Para que a qualidade seja a palavra-chave da vida no lar é necessário que o idoso mantenha contacto com a família e outras pessoas com quem se relacionava: por isso, deverá ter acesso ao telefone (com o telemóvel, as comunicações são mais facilitadas) e as visitas não devem ter um horário muito rígido. Uma visita de surpresa do filho ou do neto pode ser a melhor das terapias.

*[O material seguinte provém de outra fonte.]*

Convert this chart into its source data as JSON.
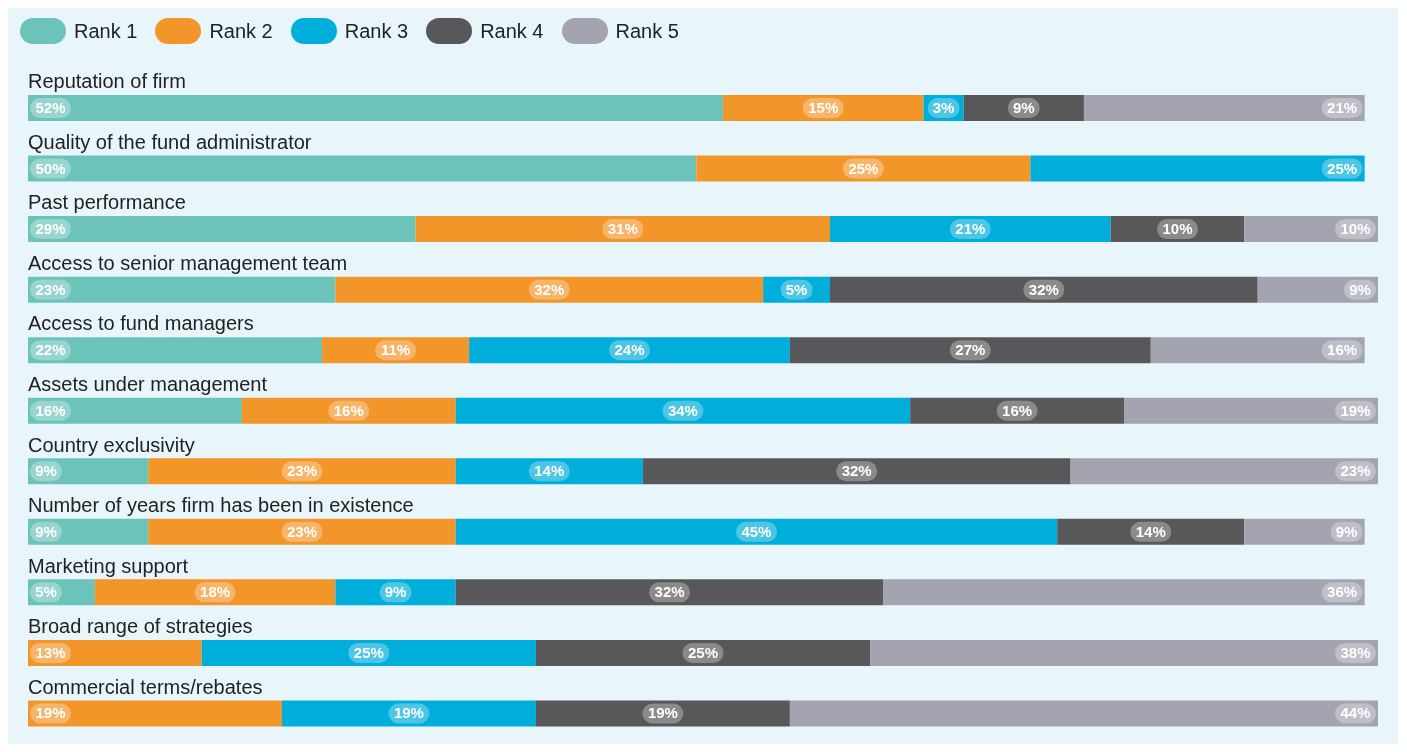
{
  "chart_data": {
    "type": "bar",
    "orientation": "horizontal",
    "stacked": true,
    "legend": "top left",
    "categories": [
      "Reputation of firm",
      "Quality of the fund administrator",
      "Past performance",
      "Access to senior management team",
      "Access to fund managers",
      "Assets under management",
      "Country exclusivity",
      "Number of years firm has been in existence",
      "Marketing support",
      "Broad range of strategies",
      "Commercial terms/rebates"
    ],
    "series": [
      {
        "name": "Rank 1",
        "color": "#6cc3b9",
        "values": [
          52,
          50,
          29,
          23,
          22,
          16,
          9,
          9,
          5,
          null,
          null
        ],
        "value_labels": [
          "52%",
          "50%",
          "29%",
          "23%",
          "22%",
          "16%",
          "9%",
          "9%",
          "5%",
          null,
          null
        ]
      },
      {
        "name": "Rank 2",
        "color": "#f39629",
        "values": [
          15,
          25,
          31,
          32,
          11,
          16,
          23,
          23,
          18,
          13,
          19
        ],
        "value_labels": [
          "15%",
          "25%",
          "31%",
          "32%",
          "11%",
          "16%",
          "23%",
          "23%",
          "18%",
          "13%",
          "19%"
        ]
      },
      {
        "name": "Rank 3",
        "color": "#00aedb",
        "values": [
          3,
          25,
          21,
          5,
          24,
          34,
          14,
          45,
          9,
          25,
          19
        ],
        "value_labels": [
          "3%",
          "25%",
          "21%",
          "5%",
          "24%",
          "34%",
          "14%",
          "45%",
          "9%",
          "25%",
          "19%"
        ]
      },
      {
        "name": "Rank 4",
        "color": "#58585a",
        "values": [
          9,
          null,
          10,
          32,
          27,
          16,
          32,
          14,
          32,
          25,
          19
        ],
        "value_labels": [
          "9%",
          null,
          "10%",
          "32%",
          "27%",
          "16%",
          "32%",
          "14%",
          "32%",
          "25%",
          "19%"
        ]
      },
      {
        "name": "Rank 5",
        "color": "#a3a4b0",
        "values": [
          21,
          null,
          10,
          9,
          16,
          19,
          23,
          9,
          36,
          38,
          44
        ],
        "value_labels": [
          "21%",
          null,
          "10%",
          "9%",
          "16%",
          "19%",
          "23%",
          "9%",
          "36%",
          "38%",
          "44%"
        ]
      }
    ]
  }
}
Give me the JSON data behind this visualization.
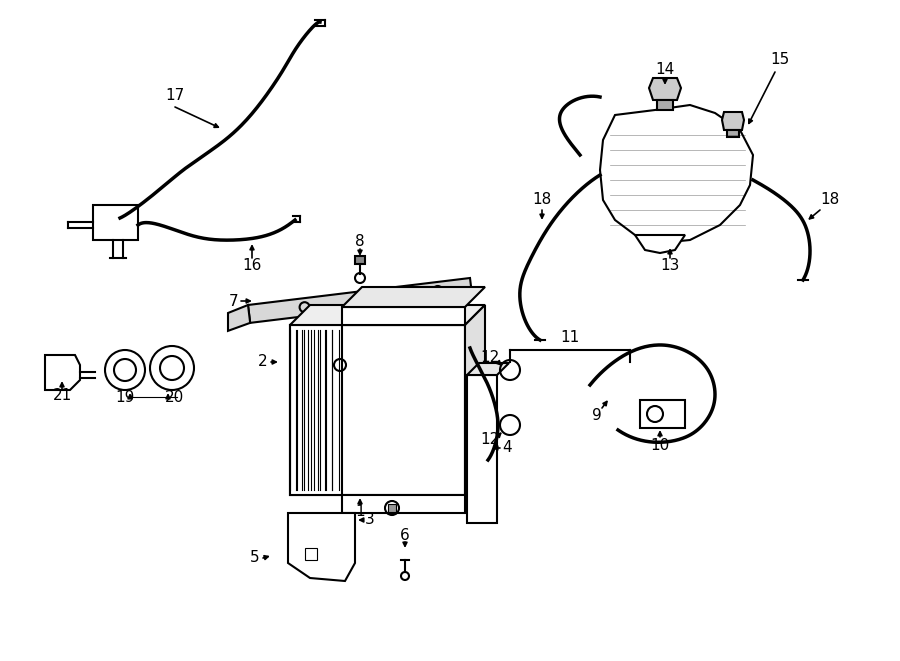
{
  "background_color": "#ffffff",
  "line_color": "#000000",
  "lw": 1.5,
  "thick_lw": 2.5,
  "label_fs": 11
}
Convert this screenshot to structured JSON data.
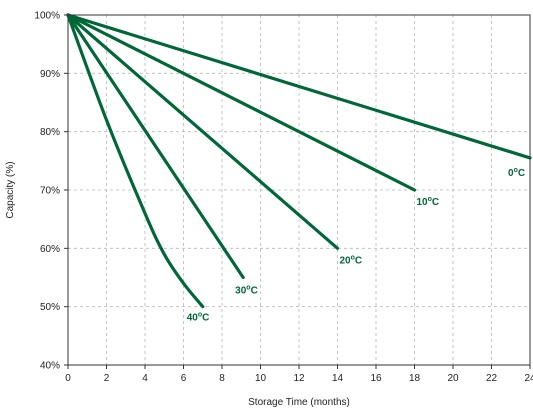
{
  "chart_data": {
    "type": "line",
    "xlabel": "Storage Time (months)",
    "ylabel": "Capacity (%)",
    "xlim": [
      0,
      24
    ],
    "ylim": [
      40,
      100
    ],
    "x_ticks": [
      0,
      2,
      4,
      6,
      8,
      10,
      12,
      14,
      16,
      18,
      20,
      22,
      24
    ],
    "y_ticks": [
      40,
      50,
      60,
      70,
      80,
      90,
      100
    ],
    "y_tick_suffix": "%",
    "grid": true,
    "line_color": "#006837",
    "series": [
      {
        "name": "0°C",
        "label_base": "0",
        "label_sup": "o",
        "label_tail": "C",
        "x": [
          0,
          24
        ],
        "y": [
          100,
          75.5
        ]
      },
      {
        "name": "10°C",
        "label_base": "10",
        "label_sup": "o",
        "label_tail": "C",
        "x": [
          0,
          18
        ],
        "y": [
          100,
          70
        ]
      },
      {
        "name": "20°C",
        "label_base": "20",
        "label_sup": "o",
        "label_tail": "C",
        "x": [
          0,
          14
        ],
        "y": [
          100,
          60
        ]
      },
      {
        "name": "30°C",
        "label_base": "30",
        "label_sup": "o",
        "label_tail": "C",
        "x": [
          0,
          9.1
        ],
        "y": [
          100,
          55
        ]
      },
      {
        "name": "40°C",
        "label_base": "40",
        "label_sup": "o",
        "label_tail": "C",
        "x": [
          0,
          2,
          4,
          5,
          6,
          7
        ],
        "y": [
          100,
          82,
          66,
          59,
          54,
          50
        ]
      }
    ]
  }
}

Uma nova vida e o brilho de um sorriso
Com a alteração do conceito de família e a inevitável chegada da idade da reforma, “a minha nova casa” é algo que se perfila no horizonte imediato para milhares de seniores.
As últimas décadas assistiram a alterações sociais aceleradas, com reflexos muito concretos no modelo de família. Novos valores e novas atitudes perante a sociedade emergiram. As prioridades são outras, bem diferentes das estabelecidas pelos idosos quando ainda estavam na vida activa. Agora reformados, espera-os um mundo diferente. Um mundo construído de famílias cada vez mais pequenas, com espaço apenas para pais e filhos – cada vez menos filhos…
Neste contexto, acresce ainda como dado novo as famílias monoparentais. Tudo somado, significa que o círculo familiar tende a ser cada vez mais estreito.
Por todas as razões, sobra naturalmente pouco espaço para os idosos – porque há poucos descendentes para tomar conta deles e eles próprios têm cada vez menos netos a quem contar histórias e levar ao parque. Com ambos os membros do casal a trabalhar, quem toma conta dos avós?
A melhor resposta a esta questão será dada, naturalmente, pela escolha adequada da “nova casa”.
Um espaço que, preenchendo os requisitos em matéria de segurança, assistência e acompanhamento, proporcione aos seniores padrões de conforto e o brilho iluminado de um sorriso, a cada novo dia, pontuado pelos afectos e pelo desejo de celebrar a vida!
São, como se costuma dizer, sinais dos tempos.
Tempos que devemos enfrentar positivamente e com toda a naturalidade.